Commenting on his race, Ronnefalk said, ‘I had it in mind that (Tessmann) could run longer than me so I knew my only chance was to run a perfect race with no mistakes to run with Ty.  I made a decent start with him behind me and I knew the track is super tricky especially the last triple which is where I lost the race.  I didn’t just crash there I went of the track’.  Landing in under the fencing, the Swede lost around 5-seconds dropping to third. Putting in a charge, resulting in him posting the fastest lap of the event, he said, ‘I heard I was catching by 1 or 2/10ths but it is so hard to push on this track and I could only do it for a few laps and then I would lose it again’.  Asked about his extra fuel stops, the career long Orion engines backed driver said, ‘usually run time is really good for me but this track is a bit thirsty so I didn’t have the run time’.  Running the final on JConcept’s Detox o2 tyres, he said everything felt good but he just failed to get the perfect run concluding, ‘I’m still happy anyway’.

‘I’m happy with third after a long time, I don’t race a high such level anymore’, was a very pleased looking Hara’s view of the race.  Racing HB Racing cars in his debut at the Philippine Masters, the Japanese legend continued, ‘when you are not racing so much at high level you lose your edge.  My lap times were not much different but its the consistency of those laps that makes the difference’. Struggling with understeer throughout the race, he said ‘this caused me to crash because I ran wide and hit the pipping’. Switching to Pro-Line Blockades for the final he said, ‘I should have change set-up to suit them’.  Following his fuel dramas in Truggy, twice running out of fuel, he said this left him nervous throughout the buggy final and led him to make quick extra stop with 2-minutes to go.

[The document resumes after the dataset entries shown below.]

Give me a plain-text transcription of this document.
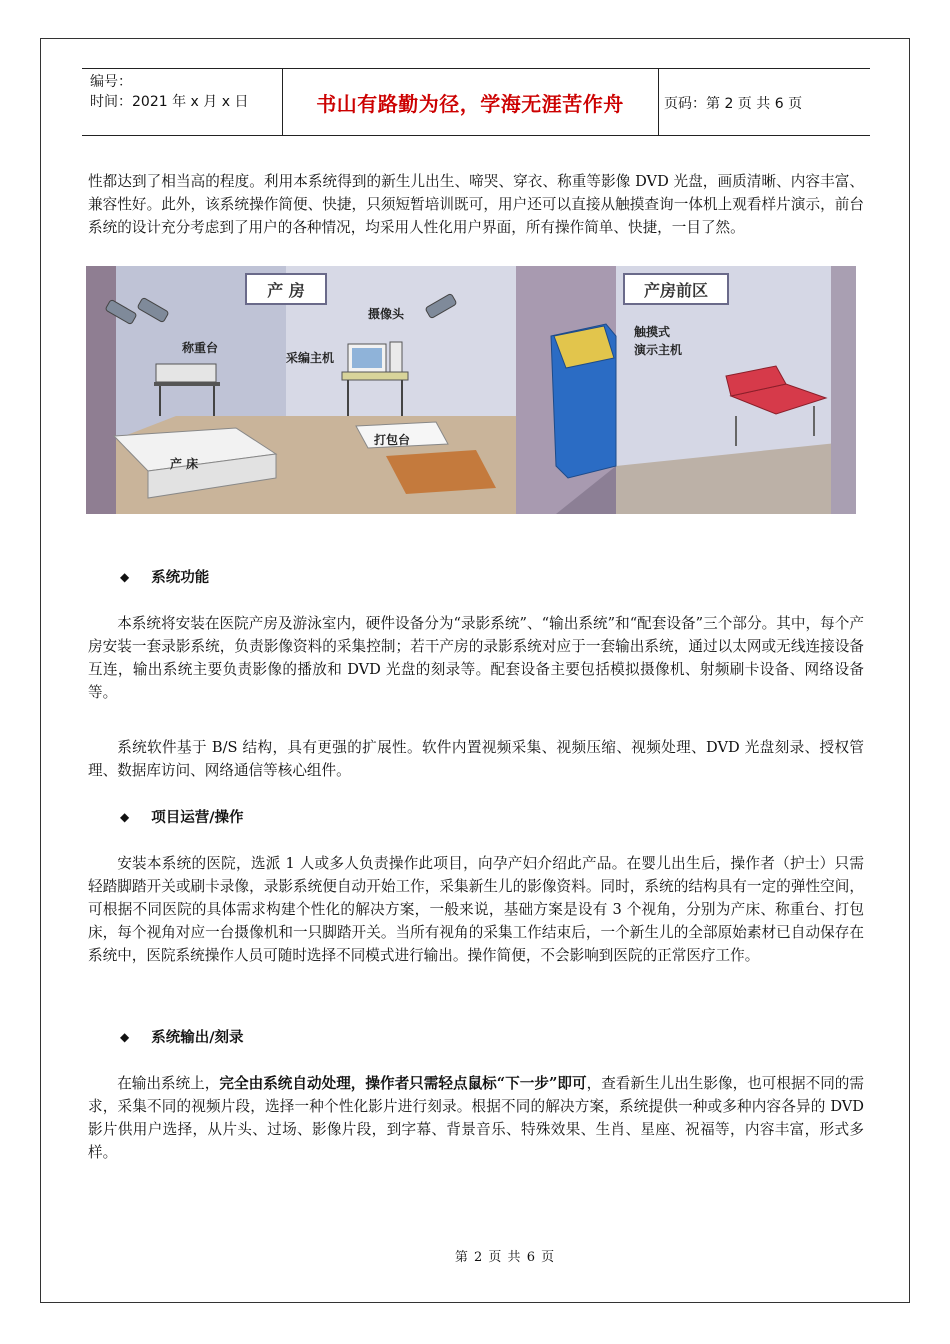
编号：
时间：2021 年 x 月 x 日	书山有路勤为径，学海无涯苦作舟	页码：第 2 页 共 6 页

性都达到了相当高的程度。利用本系统得到的新生儿出生、啼哭、穿衣、称重等影像 DVD 光盘，画质清晰、内容丰富、兼容性好。此外，该系统操作简便、快捷，只须短暂培训既可，用户还可以直接从触摸查询一体机上观看样片演示，前台系统的设计充分考虑到了用户的各种情况，均采用人性化用户界面，所有操作简单、快捷，一目了然。

产 房	产房前区
摄像头
称重台
采编主机
产 床
打包台
触摸式
演示主机
◆ 系统功能

本系统将安装在医院产房及游泳室内，硬件设备分为“录影系统”、“输出系统”和“配套设备”三个部分。其中，每个产房安装一套录影系统，负责影像资料的采集控制；若干产房的录影系统对应于一套输出系统，通过以太网或无线连接设备互连，输出系统主要负责影像的播放和 DVD 光盘的刻录等。配套设备主要包括模拟摄像机、射频刷卡设备、网络设备等。

系统软件基于 B/S 结构，具有更强的扩展性。软件内置视频采集、视频压缩、视频处理、DVD 光盘刻录、授权管理、数据库访问、网络通信等核心组件。

◆ 项目运营/操作

安装本系统的医院，选派 1 人或多人负责操作此项目，向孕产妇介绍此产品。在婴儿出生后，操作者（护士）只需轻踏脚踏开关或刷卡录像，录影系统便自动开始工作，采集新生儿的影像资料。同时，系统的结构具有一定的弹性空间，可根据不同医院的具体需求构建个性化的解决方案，一般来说，基础方案是设有 3 个视角，分别为产床、称重台、打包床，每个视角对应一台摄像机和一只脚踏开关。当所有视角的采集工作结束后，一个新生儿的全部原始素材已自动保存在系统中，医院系统操作人员可随时选择不同模式进行输出。操作简便，不会影响到医院的正常医疗工作。

◆ 系统输出/刻录

在输出系统上，完全由系统自动处理，操作者只需轻点鼠标“下一步”即可，查看新生儿出生影像，也可根据不同的需求，采集不同的视频片段，选择一种个性化影片进行刻录。根据不同的解决方案，系统提供一种或多种内容各异的 DVD 影片供用户选择，从片头、过场、影像片段，到字幕、背景音乐、特殊效果、生肖、星座、祝福等，内容丰富，形式多样。

第 2 页 共 6 页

Last year’s double winner, Drake put his missing out on a podium double down to a ‘couple of hick-ups in the pits.  without this it could have been a good battle with Hara’.  The Mugen driver, who was making his third Masters appearance, said, ‘I though they called me (for fuel) but it wasn’t them and then when I came in someone picked me pick up because my guys weren’t ready’. Happy with the car for the final describing it as ‘the most competitive its been all weekend.  It was not as fast in the middle of the turns as David or Ty but it was good, my biggest problem was a couple of mistakes and the mishap in the pits’.

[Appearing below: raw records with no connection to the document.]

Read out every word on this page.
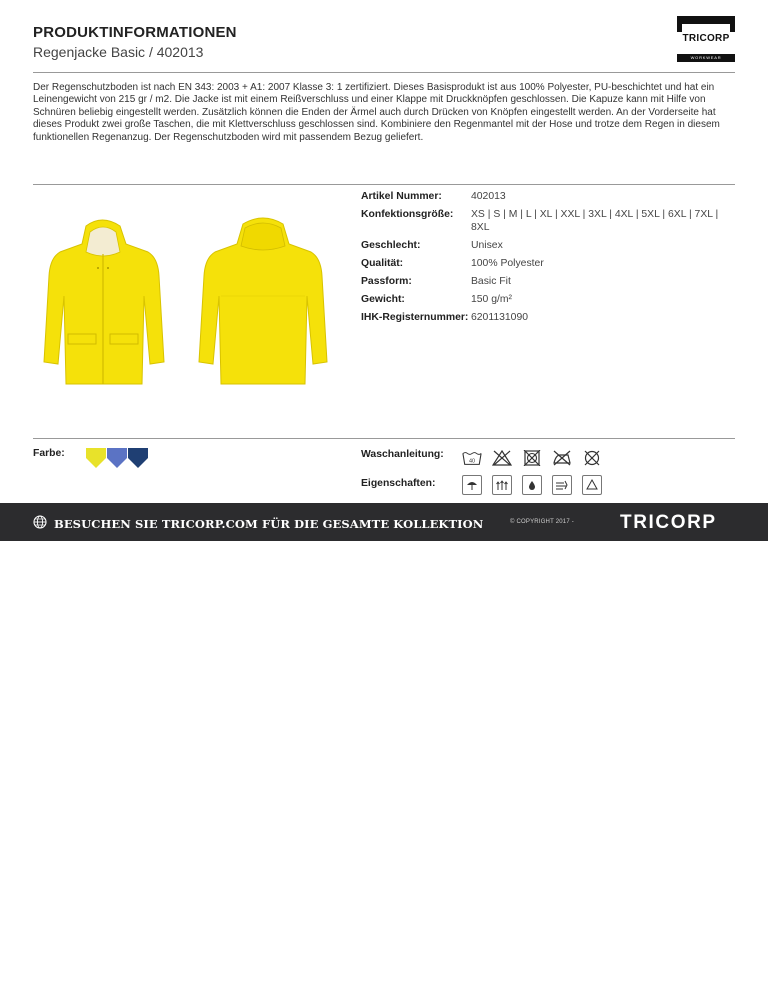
PRODUKTINFORMATIONEN
Regenjacke Basic / 402013
TRICORP
WORKWEAR
Der Regenschutzboden ist nach EN 343: 2003 + A1: 2007 Klasse 3: 1 zertifiziert. Dieses Basisprodukt ist aus 100% Polyester, PU-beschichtet und hat ein Leinengewicht von 215 gr / m2. Die Jacke ist mit einem Reißverschluss und einer Klappe mit Druckknöpfen geschlossen. Die Kapuze kann mit Hilfe von Schnüren beliebig eingestellt werden. Zusätzlich können die Enden der Ärmel auch durch Drücken von Knöpfen eingestellt werden. An der Vorderseite hat dieses Produkt zwei große Taschen, die mit Klettverschluss geschlossen sind. Kombiniere den Regenmantel mit der Hose und trotze dem Regen in diesem funktionellen Regenanzug. Der Regenschutzboden wird mit passendem Bezug geliefert.
Artikel Nummer:	402013
Konfektionsgröße:	XS | S | M | L | XL | XXL | 3XL | 4XL | 5XL | 6XL | 7XL | 8XL
Geschlecht:	Unisex
Qualität:	100% Polyester
Passform:	Basic Fit
Gewicht:	150 g/m²
IHK-Registernummer: 6201131090
Farbe:	Waschanleitung:
40
Eigenschaften:
BESUCHEN SIE TRICORP.COM FÜR DIE GESAMTE KOLLEKTION	© COPYRIGHT 2017 - TRICORP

Having put in a strong finish to qualifying in both Truggy, taking the overall TQ, and Buggy, snatching P2 from Tessmann with a TQ in the final round, McBride’s finals didn’t fair as well. Summing up Buggy, having had a DNF in Truggy, the Team Associated driver who finished up 6th said, ‘Pretty much the story is I flamed out twice at the start.  The engine was maybe too rich but my dad tuned it up and it was OK after that’.  It was not to be a good buggy final for compatriot Aaron Stringer either.  Having made the podium in Truggy but starting to feel sick during that 1-hour encounter he would start the Buggy main but had to call it a day 7-minutes in due to suspected food poisoning.